Projet PASPANGA : consolider les acquis du 7è art au Burkina Faso

Projet PASPANGA : consolider les acquis du 7è art au Burkina Faso

www.noocultures.info – Le collectif Génération Créative a présenté à la presse, le 12 mai 2022 à Ouagadougou, le projet « Paspanga » qu’il entend mettre en œuvre dans le secteur du cinéma et de l’audiovisuel. Financé par le Ministère français de l’Europe et des Affaires Etrangères, le projet ambitionne de contribuer à rendre viable l’industrie cinématographique burkinabè.

Tout un symbole. C’est au siège du Fespaco (festival panafricain du cinéma et de la télévision de Ouagadougou) que s’est tenue cette conférence de presse de présentation de ce nouveau projet porté par le Collectif Génération Créative avec l’expertise de Génération Films. En effet, le label « capitale africaine du cinéma » attribué au Burkina Faso est, en partie, tributaire de la tenue de cette biennale organisée depuis plus de 50 ans.
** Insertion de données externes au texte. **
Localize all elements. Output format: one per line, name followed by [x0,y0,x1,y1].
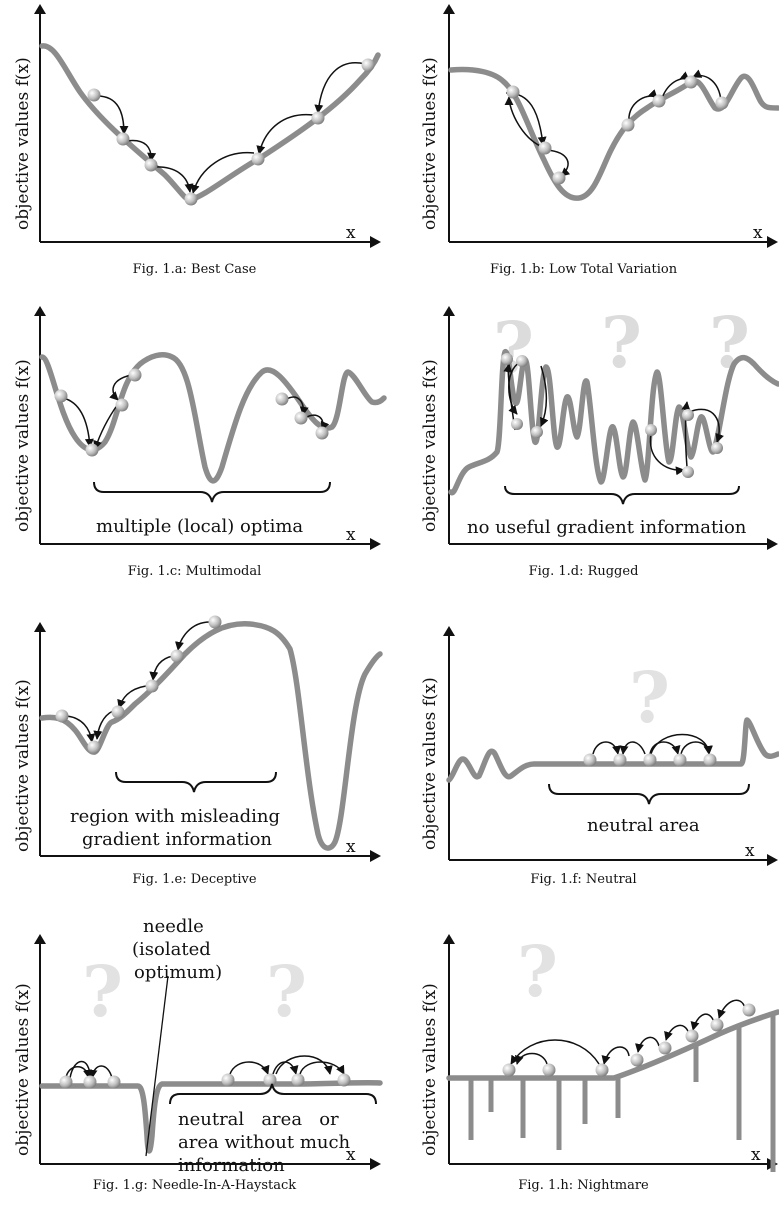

Et c’est justement pour renforcer ce statut et consolider les acquis de l’industrie cinématographique burkinabè que ledit projet est initié, à en croire Ousmane Boundaoné, le directeur exécutif du Collectif Génération Créative. Le projet « Paspanga » (renforcer la capacité en langue mooré) vise en effet à « contribuer à l’émergence d’une industrie cinématographique burkinabè viable en mettant en pratique un partenariat dynamique et opérationnel entre des structures des arts de la scène et du cinéma du Burkina Faso, de France et d’Afrique », explique-t-il.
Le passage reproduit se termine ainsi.